By Ellen Alt
Cabin fever and lockdown: we’re all sick of it. For those of us still locked inside our homes and following social distancing guidelines, the daily quarantine routine has become old, causing anxiety and desire for a quick resolution, which many have projected onto vaccines for COVID-19. The vaccination rollout and eventual endpoint of herd immunity has characterized a timeline of return to normal life, where vaccinated people will be resistant to contracting the coronavirus with newly developed antibodies. Although the FDA-approved Moderna and Pfizer vaccines have been distributed to about 10 percent of Americans so far, returning to normal will take longer than just the point at which we achieve herd immunity. Most people believe the vaccine will just end the virus since it is a tangible quick resolution to this seemingly unending pandemic. Although the vaccine will not be the panacea to the pandemic, the vaccine is our best hope for minimizing further sickness and death and a return to normal life for those not currently on the front lines.
The vaccine is thus desirable, but rollout has been limited to front-line healthcare workers in healthcare facilities, the elderly, and, depending on the state, people with pre-existing conditions, as distribution depends on first protecting those at most risk of contracting the virus or having a severe bout of disease. Yet within neighborhoods, vaccine distribution is already unequally monopolized by the white and wealthy rather than supplies going to poor people or people of color. Counties and cities that have higher proportions of Black citizens are seeing more white people receive the vaccine than is representative of their demographics: for example, Philadelphia’s population is 44 percent Black, but only 7 percent of vaccine recipients have been Black. Privileged white people are taking advantage of vaccine distribution in Washington and Miami-Dade County as well, diminishing the number of doses allocated to a given community by snatching up appointments across county lines and driving to other communities.
The disproportionate amount of wealthy white people receiving the vaccine raises serious bioethical questions when considering the pandemic in context. Already, Black and Brown people are dying from COVID-19 at rates 2.8 times higher than white people. Although race and ethnicity can be markers for underlying conditions that increase susceptibility to more severe cases of coronavirus, such as asthma or immunocompromisation, systemic racism in the healthcare system and issues of class and access to healthcare are major contributors to these disproportionate effects from COVID-19. Currently, the CDC vaccine distribution timeline has no consideration of these disparities to account for increased infection rates along race and class lines, but contextually, it situates the monstrous monopolization of vaccines by wealthy white people as unethical.
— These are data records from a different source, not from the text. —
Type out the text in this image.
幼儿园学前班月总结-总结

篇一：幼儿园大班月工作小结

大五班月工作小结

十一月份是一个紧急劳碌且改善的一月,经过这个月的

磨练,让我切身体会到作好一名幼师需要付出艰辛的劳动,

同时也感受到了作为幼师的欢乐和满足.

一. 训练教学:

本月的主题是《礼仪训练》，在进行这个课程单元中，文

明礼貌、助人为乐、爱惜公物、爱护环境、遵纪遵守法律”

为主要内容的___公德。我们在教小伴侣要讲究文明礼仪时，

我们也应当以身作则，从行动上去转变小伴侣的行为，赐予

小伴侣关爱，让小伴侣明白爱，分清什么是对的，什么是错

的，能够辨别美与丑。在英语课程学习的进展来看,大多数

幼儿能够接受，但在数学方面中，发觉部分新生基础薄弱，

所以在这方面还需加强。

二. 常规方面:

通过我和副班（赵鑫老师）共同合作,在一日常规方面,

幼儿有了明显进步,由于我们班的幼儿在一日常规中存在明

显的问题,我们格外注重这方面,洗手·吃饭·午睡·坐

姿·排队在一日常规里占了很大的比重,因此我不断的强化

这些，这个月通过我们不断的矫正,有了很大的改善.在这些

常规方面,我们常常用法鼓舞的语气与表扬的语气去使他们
Bioethics modernly presents as the investigation into ethical problems, competing interests, and their resolution in the context of biology and life sciences, applied across the sub-contexts of categories ranging from genetics, to reproductive care, to social determinants of health. Considering the competing interests in vaccinating everyone, the social determinants of health, and a currently limited vaccine supply, bioethics applies in deciding who gets the vaccine when, or who should be prioritized. Applying resolutions of bioethics—determining who is most “worthy” or at risk to first receive care—to vaccine rollout appears as prioritizing healthcare workers, the elderly, those with pre-existing conditions, and people under more duress from their socioeconomic environment, all of which can increase coronavirus disease severity. The alarm associated with the bioethics of the social determinants of health resounds when considering one community sabotaging another poorer community or a community of color, disproportionately and more severely affected by the pandemic.
Beyond the self-interested individuals breaking vaccine roll-out rules and hurting a local community, we can consider bioethics in the vaccine rollout on an individual level. Vaccine roll-out by state has had hiccups in providing doses and there are inconsistent efforts with leftover doses, providing an outlet for bioethics to address the dilemma of how to deal with them. This does not include zooming to a clinic not associated with one’s community: true ethical applications might involve calling your elderly neighbor or friend with pre-existing conditions, and ensuring they have a means of getting to the point of vaccine dose distribution. For example, volunteers in the indigenous community on the Rosebud Reservation in South Dakota are distributing the vaccine at grocery stores and making announcements so that no vaccine dose goes to waste. To date, they have only lost three doses out of 5,000 received and distribution has successfully stayed in the target community of need. No dose goes to waste, but doses still benefit those who need it most. We all want this nightmare to end, but to be a menace to society and stop following guidelines by stealing from a neighboring community, even if following general CDC guidelines, further hurts communities. Normalcy will return eventually, but let’s de-center ourselves first.